Amy MacKay
Biography
Amy MacKay is an artist and educator whose abstract paintings explore issues of group memory, mediation and time through the documentation of site-specific, performative events. MacKay’s practice is rooted in a multi-step translation process to create abstract paintings that act as a kind of documentation. She stages group events based on literature, and, drawing from written, photographic, and interview documentation surrounding these events, MacKay records the experiences as paintings through a rhizomatic structure of recall. “I love working collaboratively because I feel like it offers a unique way of exploring memory and the gaps formed across a shared experience over time. I’m also curious how images influence this, how they affect our relationship to what we perceive as past and present and how that affects what we think is true,” MacKay has said.
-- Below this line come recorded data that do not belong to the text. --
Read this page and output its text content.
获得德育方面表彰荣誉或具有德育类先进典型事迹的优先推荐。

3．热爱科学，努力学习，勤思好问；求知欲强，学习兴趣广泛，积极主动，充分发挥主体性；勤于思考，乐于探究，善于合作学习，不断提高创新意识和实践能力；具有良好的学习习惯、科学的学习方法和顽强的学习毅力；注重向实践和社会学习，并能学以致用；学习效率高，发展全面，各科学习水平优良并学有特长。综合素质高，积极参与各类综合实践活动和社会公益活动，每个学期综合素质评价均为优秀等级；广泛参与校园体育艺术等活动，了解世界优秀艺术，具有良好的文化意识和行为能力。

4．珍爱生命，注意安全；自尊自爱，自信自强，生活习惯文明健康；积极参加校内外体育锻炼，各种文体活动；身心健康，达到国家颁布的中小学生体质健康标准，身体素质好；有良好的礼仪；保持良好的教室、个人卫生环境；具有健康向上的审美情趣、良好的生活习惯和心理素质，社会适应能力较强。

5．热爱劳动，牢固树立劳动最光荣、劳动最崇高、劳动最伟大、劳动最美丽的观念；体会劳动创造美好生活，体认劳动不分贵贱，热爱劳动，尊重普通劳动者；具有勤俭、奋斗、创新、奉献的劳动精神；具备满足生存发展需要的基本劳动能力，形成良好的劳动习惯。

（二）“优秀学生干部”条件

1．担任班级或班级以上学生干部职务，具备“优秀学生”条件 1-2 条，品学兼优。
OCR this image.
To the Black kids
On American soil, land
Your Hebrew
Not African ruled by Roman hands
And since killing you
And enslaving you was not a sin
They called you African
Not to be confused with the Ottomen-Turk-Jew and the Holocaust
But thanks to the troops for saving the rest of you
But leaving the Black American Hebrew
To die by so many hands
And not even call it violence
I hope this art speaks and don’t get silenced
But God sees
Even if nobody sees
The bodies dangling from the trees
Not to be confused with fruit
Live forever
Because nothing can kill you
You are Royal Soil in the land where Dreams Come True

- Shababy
Working in extended projects, each body of MacKay’s work explores a different aspect of her collaborative processes and engagement with collective perception, including participants’ perspectives as well as the influence of space and environment. Her practice unfolds as “almost gymnastic,” in her words, through additive and subtractive mark-making that traces her working memory. MacKay emphasizes that she is “less interested in the recognizability of the people and places in the scene and instead try[s] to privilege residual feelings and affect. Like, how hot was it? Are those characters in love? How excited did we feel? Were we grumpy? All of the elements – the fictional narratives and physical experiences – become material that guides the formal decisions for each painting.” By privileging feelings and affects as source material, abstracted beyond the point of literal recognition, MacKay captures an embodied experience before it is pinned down by language. This layering of memory, collective experience, and affect generates a formal and visual record of events, emphasizing the traces of lived experience rather than representational detail. MacKay’s work moves through repeated stages of research, staging, and translation, where image and performance chase one another in a regenerative, embodied cycle of transformation.
Amy MacKay is an artist and educator who was born in Sonoma County in 1985. She received her BA in Painting from Bard College in 2007. After graduating, MacKay taught in an education non-profit in San Francisco for five years. After moving moving to Los Angeles in 2012, she returned to school to receive her MFA at UC Irvine (2015). MacKay’s solo exhibitions include those at la BEAST, Los Angeles, CA; Phase Gallery, Los Angeles, CA; Contemporary Art Center, UC Irvine, CA; Group Therapy, Los Angeles, CA; SHED Project Space, Oakland, CA; and Bluxome Point, San Francisco, CA, among others. Her work has been featured in solo group exhibitions include those at Honolulu Museum of Art, Honolulu, HI; la BEAST, Los Angeles, CA; Lobster Club, Los Angeles, CA; OCC Frank M. Doyle Arts Pavilion, Costa Mesa, CA; OCC Frank M. Doyle Arts Pavilion, Costa Mesa, CA; and Chandler Gallery, Mill Valley, CA. She has also participated in New Art Dealers Alliance (NADA) Art Fair (Miami, FL) and the Felix Art Fair (Los Angeles, CA) with la BEAST. She has received numerous awards, notably the Jon Imber Painting Fellowship and Leo Freedman Fellowship. MacKay is also one of the founders of the after-hours gallery in Downtown Los Angeles and the arts initiative Group Practice. Today, MacKay lives and works in Los Angeles, where she teaches at Santa Monica College.